Kir…ie Eleison
Le bonne société a aussi ses travers, certains aiment picoler, d’autres sont infidèles, ou encore snobs ou orgueilleux, à chacun sa spécialité. Le désavantage pour eux, c’est que cela se remarque plus facilement et qu’on ne se gêne pas pour les commentaires. Il arrive même que l’histoire serve de relais pour les retourner dans leur tombe. Heureusement, il arrive aussi que ces travers servent de tremplin à un bon mot et nous allons en explorer quelques uns.
Felix Kir (1876 – 1968) fut un de ces ecclésiastiques, un chanoine, qui à l’instar de l’abbé Pierre, se tailla un nom dans l’histoire. Il est connu pour ses faits de résistance, avoir été élu député-maire de Dijon. Mais on retient surtout son nom qui a le mérite d’être prononcé tous les jours dans les bistrots quand on commande un blanc-cassis, un kir. Il n’est sans doute pas l’inventeur du breuvage, mais il fit tant pour le populariser qu’on lui donna son nom. Il avait aussi la réputation d’être le meilleur adepte de son apéritif. Personnage truculent, il avait la répartie facile et ne s’en laissait pas compter.
A un député communiste qui lui reprochait sa foi et qui le rembarrait sur son adoration pour quelqu’un qu’il n’avait jamais vu, il lui répondit : « Et mon cul, tu l’as pas vu, et pourtant il existe ! »
A un autre penseur qui lui disait qu’il n’allait jamais à l’église car elle était pleine d’hypocrites : « Ne vous inquiétiez pas pour ça. Venez donc, nous nous serrerons ! ».
Apercevant une jeune femme au décolleté généreux et à la jupe très courte, prenant de l’eau bénite pour se signer : « Ce n’est pas la peine de vous déshabiller, si c’est seulement pour tremper le bout des doigts! »

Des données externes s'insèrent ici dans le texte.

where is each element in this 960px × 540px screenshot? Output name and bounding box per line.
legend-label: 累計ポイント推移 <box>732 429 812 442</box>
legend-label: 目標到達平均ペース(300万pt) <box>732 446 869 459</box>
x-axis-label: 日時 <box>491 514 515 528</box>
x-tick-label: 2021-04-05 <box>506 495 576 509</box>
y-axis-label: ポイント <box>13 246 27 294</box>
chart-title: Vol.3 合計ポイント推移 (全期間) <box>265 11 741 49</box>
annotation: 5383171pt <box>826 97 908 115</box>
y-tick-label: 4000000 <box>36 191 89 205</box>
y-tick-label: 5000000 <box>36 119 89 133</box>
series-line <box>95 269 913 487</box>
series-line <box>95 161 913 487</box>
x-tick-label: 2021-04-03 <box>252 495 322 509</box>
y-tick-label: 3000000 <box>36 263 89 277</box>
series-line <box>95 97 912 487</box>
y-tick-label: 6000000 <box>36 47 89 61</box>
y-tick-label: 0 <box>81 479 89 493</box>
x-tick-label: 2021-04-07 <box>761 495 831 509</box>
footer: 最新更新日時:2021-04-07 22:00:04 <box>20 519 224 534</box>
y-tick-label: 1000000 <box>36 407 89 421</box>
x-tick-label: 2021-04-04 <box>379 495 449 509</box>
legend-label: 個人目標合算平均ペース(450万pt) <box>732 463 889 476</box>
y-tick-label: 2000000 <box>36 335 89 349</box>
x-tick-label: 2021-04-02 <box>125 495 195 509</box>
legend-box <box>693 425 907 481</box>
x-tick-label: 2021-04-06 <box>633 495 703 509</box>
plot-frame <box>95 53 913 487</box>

Il parcourait les vignobles dans le canton du Valais en Suisse. Il ne se fit pas prier pour boire un verre chez un vigneron qui avait un vin qui s’appelait « paien ». Il déclara : « Ce païen ne m’effraie pas, je vais lui donner une sépulture ecclésiastique. »
– En tous cas, on vous interdit de la baptiser, répondirent les vignerons (allusion employée par certains viticulteurs quand un vin n’est pas gardé dans son état d’origine).
Quand il décéda en 1968, un de ses collègues prononça une phrase de circonstance :
– Maintenant il est élu de l’Eternité.
– Oui, répondit un autre. Il y est même très heureux, avec ses deux amis saint Estèphe et saint Emilion. Ils ne se quittent plus.
Un académicien mal Loti
L’écrivain Pierre Loti (1850 – 1923) était connu pour traîner avec lui une réputation d’homosexuel. Il était question de le faire entrer à l’Académie. Bien entendu ces messieurs discutent le bout du gras pour savoir s’il est admissible dans cette noble confrérie. Un de ses « sponsors », Ernest Renan, fut pris à partie par un confrère :
– Ignorez-vous, monsieur Renan, que cet écrivain passe pour avoir des moeurs bizarres ?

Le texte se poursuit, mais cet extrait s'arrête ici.